Visitors were ushered from the world’s most famous art museum – The Louvre – on Sunday morning (19 October) as the realisation that a priceless, potentially history-changing jewellery heist had occured.
It only took a few minutes for a team of thieves in balaclavas to pull off this well-planned robbery.
At 9.30am (6.30pm AEDT), thieves entered the Galerie d’Apollon (Gallery of Apollo) on an upper level of the museum, which they accessed with a truck-top basket crane. After cutting through a window grille and smashing display cases, they fled on motorbikes with eight pieces from a collection of 19th century Napoleonic jewels – the remains of France’s historic crown jewels.
It was not a violent incident.
What makes this robbery so extraordinary is that it was in broad daylight with visitors already looking at exhibitions. The Louvre has recently come under criticism for over-crowding, with repeated strikes by security staff due to the volume of crowds making their job impossible.
Reports rolling out from the Paris capital have added that the robbery took place just ‘250 metres from Leonardo da Vinci’s Mona Lisa’, making this robbery all the more staggering.

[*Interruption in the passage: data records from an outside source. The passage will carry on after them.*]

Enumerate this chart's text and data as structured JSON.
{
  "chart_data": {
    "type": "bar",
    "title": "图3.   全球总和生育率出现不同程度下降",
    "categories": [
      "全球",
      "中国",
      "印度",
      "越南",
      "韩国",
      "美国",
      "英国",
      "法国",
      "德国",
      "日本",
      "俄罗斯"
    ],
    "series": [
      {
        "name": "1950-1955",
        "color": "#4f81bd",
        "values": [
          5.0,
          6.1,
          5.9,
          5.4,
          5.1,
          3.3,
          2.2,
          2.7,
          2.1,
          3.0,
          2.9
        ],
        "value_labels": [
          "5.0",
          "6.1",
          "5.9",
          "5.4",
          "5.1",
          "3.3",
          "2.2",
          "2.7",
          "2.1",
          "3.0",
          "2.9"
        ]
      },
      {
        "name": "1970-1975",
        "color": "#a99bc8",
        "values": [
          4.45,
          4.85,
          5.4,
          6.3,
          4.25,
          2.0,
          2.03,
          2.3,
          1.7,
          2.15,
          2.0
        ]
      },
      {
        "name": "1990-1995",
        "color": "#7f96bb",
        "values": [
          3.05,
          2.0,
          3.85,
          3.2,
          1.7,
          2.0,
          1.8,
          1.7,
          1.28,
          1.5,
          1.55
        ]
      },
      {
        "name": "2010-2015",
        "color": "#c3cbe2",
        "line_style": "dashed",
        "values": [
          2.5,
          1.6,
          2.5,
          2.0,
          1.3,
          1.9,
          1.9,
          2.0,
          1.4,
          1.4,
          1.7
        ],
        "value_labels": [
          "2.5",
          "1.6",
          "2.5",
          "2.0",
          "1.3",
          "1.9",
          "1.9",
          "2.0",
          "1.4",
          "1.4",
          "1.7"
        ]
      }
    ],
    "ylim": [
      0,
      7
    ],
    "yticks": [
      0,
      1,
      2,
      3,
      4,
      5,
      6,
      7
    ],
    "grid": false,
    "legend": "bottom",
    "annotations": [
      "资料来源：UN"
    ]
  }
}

The Louvre heist: what was stolen
According to official reports, eight pieces were stolen, however, one was dropped at the scene of the crime. The pieces include:
- a silver-set sapphire jewellry set featuring a diadem, necklace and matching earrings linked to Queens Marie-Amélie and Hortense;
- a matching emerald necklace and earrings gifted to Empress Marie-Louise of Austria on the occasion of her marriage to Napoleon;
- a sapphire and diamond tiara; and,
- another diadem, this one worn by Empress Eugénie, Napoleon III’s wife, along with a bow brooch.

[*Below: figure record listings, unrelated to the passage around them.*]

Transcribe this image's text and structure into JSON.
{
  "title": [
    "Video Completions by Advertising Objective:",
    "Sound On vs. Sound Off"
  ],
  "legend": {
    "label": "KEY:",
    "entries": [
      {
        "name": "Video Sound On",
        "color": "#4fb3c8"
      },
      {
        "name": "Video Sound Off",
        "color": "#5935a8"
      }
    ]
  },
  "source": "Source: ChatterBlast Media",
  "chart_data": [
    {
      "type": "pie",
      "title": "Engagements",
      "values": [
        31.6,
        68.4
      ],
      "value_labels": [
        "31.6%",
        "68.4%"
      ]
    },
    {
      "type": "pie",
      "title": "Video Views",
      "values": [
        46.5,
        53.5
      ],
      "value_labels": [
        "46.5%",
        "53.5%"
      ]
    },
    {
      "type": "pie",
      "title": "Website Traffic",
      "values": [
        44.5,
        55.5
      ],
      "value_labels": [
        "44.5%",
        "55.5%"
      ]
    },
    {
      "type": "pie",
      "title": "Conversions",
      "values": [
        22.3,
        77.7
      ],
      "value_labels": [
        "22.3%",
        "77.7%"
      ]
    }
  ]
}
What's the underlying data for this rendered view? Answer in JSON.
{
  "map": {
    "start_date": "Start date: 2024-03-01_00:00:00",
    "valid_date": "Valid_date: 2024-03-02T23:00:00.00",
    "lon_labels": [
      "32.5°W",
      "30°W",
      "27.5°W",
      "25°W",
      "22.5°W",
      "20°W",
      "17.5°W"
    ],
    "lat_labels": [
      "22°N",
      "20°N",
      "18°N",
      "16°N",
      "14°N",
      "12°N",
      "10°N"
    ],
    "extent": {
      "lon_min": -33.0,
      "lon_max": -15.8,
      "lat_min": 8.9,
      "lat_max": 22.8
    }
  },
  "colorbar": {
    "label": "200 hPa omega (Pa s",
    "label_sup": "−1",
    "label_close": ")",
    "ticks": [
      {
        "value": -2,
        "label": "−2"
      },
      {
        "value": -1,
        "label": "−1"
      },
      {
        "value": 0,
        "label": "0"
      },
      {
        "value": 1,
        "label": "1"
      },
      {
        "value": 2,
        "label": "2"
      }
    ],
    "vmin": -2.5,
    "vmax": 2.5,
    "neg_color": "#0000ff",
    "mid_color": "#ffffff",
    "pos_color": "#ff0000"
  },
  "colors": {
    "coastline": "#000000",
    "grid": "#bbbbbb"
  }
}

The Regent Diamond, which is also displayed in the Apollo Gallery and is estimated to be worth more than AUD$60 million by Sotheby’s, was surprisingly left behind by the thieves.
The damaged piece that was left on the street, was an emerald-set imperial crown, worn by Empress Eugenie and containing more than 1300 diamonds. Alone, it is said to be worth ‘tens of millions of euros’.
One is guessing it was a clumsy error in the thieves’ rush to flee, but thankfully the recovered crown can be restored – and indeed will become a major drawcard of the future for the Museum once it has been repaired.
French officials respond to brazen heist
In a statement on X (formerly known as Twitter), the French President French President Emmanuel Macron said those responsible would be caught.
‘The theft committed at the Louvre is an attack on a heritage that we cherish because it is our History,’ he wrote.
‘We will recover the works, and the perpetrators will be brought to justice.’
The efficient and rapid robbery bears all the hallmarks of a professional job, according to a television interview given by France’s Culture Minister Rachida Dati.
‘They don’t target people; they enter calmly in four minutes, smash display cases, take their loot, and leave. No violence, very professional,’ she said.
Interior Minister Laurent Nunez added: ‘We’re looking at the hypothesis of organised crime. Nowadays, anything can be linked to drug trafficking, given the significant sums of money obtained from drug trafficking.’
The stolen items are expected to be broken up, despite their cultural value, and their many diamonds, emeralds and other precious stones resold on the black market, unless they were stolen to order by a collector.
James Ratcliffe, Director of Recoveries and General Counsel at The Art Loss Register (a global database of stolen art), said in a media statement: ‘The theft from the Louvre yesterday [Sunday] morning is surely the point at which any museum that does not already do so must start preparing security plans that take into account the scrap value of the objects within their collection as much as their market or cultural value. The sad fact is that these pieces were targeted because they are still assets. Even once destroyed beyond all recognition. For the thieves they are simply commodities in the form of artworks.’
Ratcliffe added: ‘In relation to the pieces stolen yesterday people should not give up hope that recovery is possible … They are not always melted down and recut, but the working theory must be that the thieves will destroy the objects. It is now apparent that more steps are going to have to be taken to protect cultural objects where the commodity value of their constituent parts is such that it brings an additional risk of theft. Prevention is better than the hope of a cure, but prevention will require investment and museums have suffered significant funding cuts in recent years. Governments need to show their support for the cultural sector by assisting financially, not just writing their hands in dismay at losses such as this.’
This is not the first theft from The Louvre. In 1911, one of its own employees notoriously made off with the Mona Lisa, while in 1998, a painting by Jean-Baptiste-Camille Corot was snatched directly from a wall. It has never been found.
Additional thefts from French institutions, of raw gold from the Natural History Museum in Paris and porcelain from a museum in Limoges, took place last month; a similar theft in Wales in early October saw Bronze Age gold jewellery and other artefacts stolen from St Fagan’s National History of Art Museum in Cardiff, though the allegeded perpetrators in that case have since been charged.
This article was updated after publication, on 21 October at 9:05am, to include comments from The Art Loss Register.